Aufgrund des mit der Hebung eines freien Lappentranplantates verbundenen operativ-technischen Aufwandes und der langen Narkosezeiten, die hierbei erforderlich sind, finden weiterhin in ausgesuchten Fällen gestielte Lappenplastiken in der rekonstruktiven Chirurgie regelmäßige Anwendung. Man spricht hier von der sogenannten rekonstruktiven Leiter.

Vom einfachen lokalen Wundverschluss mittels Naht über lokale Gewebeexpansionsverfahren bis hin zu diversen gestielten und freien Lappenplastiken steht ÄrztInnen heutzutage eine breite Palette an rekonstruktiven Verfahren zur Verfügung. In den letzten Jahrzehnten fand auch die Digitalisierung immer mehr Einzug in die rekonstruktive Chirurgie und hilft mittels modernster dreidimensionaler Planungsverfahren und entsprechender intraoperativer Qualitätskontrolle optimale Resultate zu erzielen.
Im Zentrum der Behandlung stehen dabei immer die individuellen Situationen und Bedürfnisse der PatientInnen.

Die Universitätsklinik für Mund-, Kiefer- und Gesichtschirurgie Innsbruck bietet aufgrund ihrer Expertise eine große Anzahl an rekonstruktiven Verfahren an, um PatientInnen den Gewebeersatz bei Tumorerkrankungen, nach Infektionen oder Verletzungen zu gewährleisten und eine bestmögliche Wiederherstellung von Form und Funktion zu ermöglichen. Dabei bildet der freie, also mikrochirurgische Gewebeersatz den Schwerpunkt möglicher Verfahren.

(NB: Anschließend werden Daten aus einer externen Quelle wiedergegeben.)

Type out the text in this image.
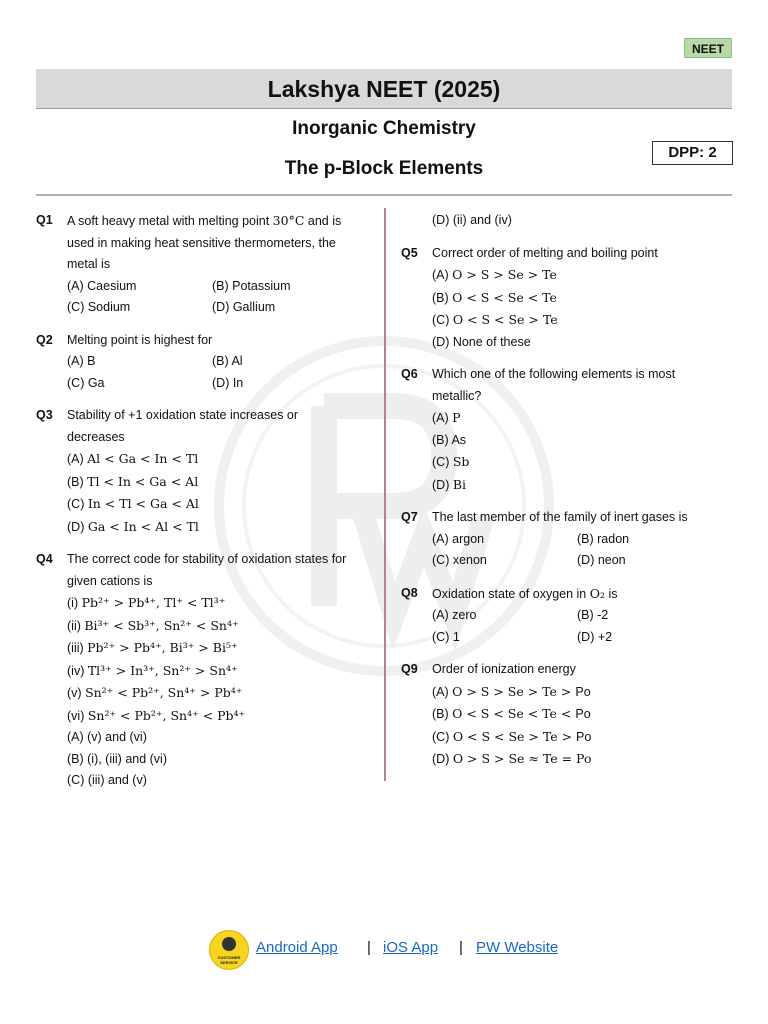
NEET
Lakshya NEET (2025)
Inorganic Chemistry
The p-Block Elements
DPP: 2
Q1 A soft heavy metal with melting point 30°C and is used in making heat sensitive thermometers, the metal is
(A) Caesium	(B) Potassium
(C) Sodium	(D) Gallium
Q2 Melting point is highest for
(A) B	(B) Al
(C) Ga	(D) In
Q3 Stability of +1 oxidation state increases or decreases
(A) Al < Ga < In < Tl
(B) Tl < In < Ga < Al
(C) In < Tl < Ga < Al
(D) Ga < In < Al < Tl
Q4 The correct code for stability of oxidation states for given cations is
(i) Pb²⁺ > Pb⁴⁺, Tl⁺ < Tl³⁺
(ii) Bi³⁺ < Sb³⁺, Sn²⁺ < Sn⁴⁺
(iii) Pb²⁺ > Pb⁴⁺, Bi³⁺ > Bi⁵⁺
(iv) Tl³⁺ > In³⁺, Sn²⁺ > Sn⁴⁺
(v) Sn²⁺ < Pb²⁺, Sn⁴⁺ > Pb⁴⁺
(vi) Sn²⁺ < Pb²⁺, Sn⁴⁺ < Pb⁴⁺
(A) (v) and (vi)
(B) (i), (iii) and (vi)
(C) (iii) and (v)
(D) (ii) and (iv)
Q5 Correct order of melting and boiling point
(A) O > S > Se > Te
(B) O < S < Se < Te
(C) O < S < Se > Te
(D) None of these
Q6 Which one of the following elements is most metallic?
(A) P
(B) As
(C) Sb
(D) Bi
Q7 The last member of the family of inert gases is
(A) argon	(B) radon
(C) xenon	(D) neon
Q8 Oxidation state of oxygen in O₂ is
(A) zero	(B) -2
(C) 1	(D) +2
Q9 Order of ionization energy
(A) O > S > Se > Te > Po
(B) O < S < Se < Te < Po
(C) O < S < Se > Te > Po
(D) O > S > Se ≈ Te = Po
CUSTOMER SERVICE
Android App | iOS App | PW Website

Man unterscheidet die verfügbaren Transplantate in reine Haut-, Hautmuskel- und Haut-Knochentransplantate. Letztere werden in der Regel als Kieferknochenersatz verwendet, in den später zahnärztliche Implantate gesetzt werden können. Um eine möglichst schonende Transplantatentnahme zu gewährleisten, besteht bei geeigneten Ausgangsvoraussetzungen die Möglichkeit der intraoralen Defektdeckung mittels eines Perforator-Transplantates, wodurch Patientinnen und Patienten praktisch keine funktionelle und ästhetische Einschränkung am Transplantatentnahmeort verbleibt.

Neben Gefäßen können analog dazu auch Nerven transplantiert werden, um zum Beispiel bei Nicht-Anlage oder nach Tumorerkrankungen einen verloren gegangenen Gesichtsnerv wiederherzustellen.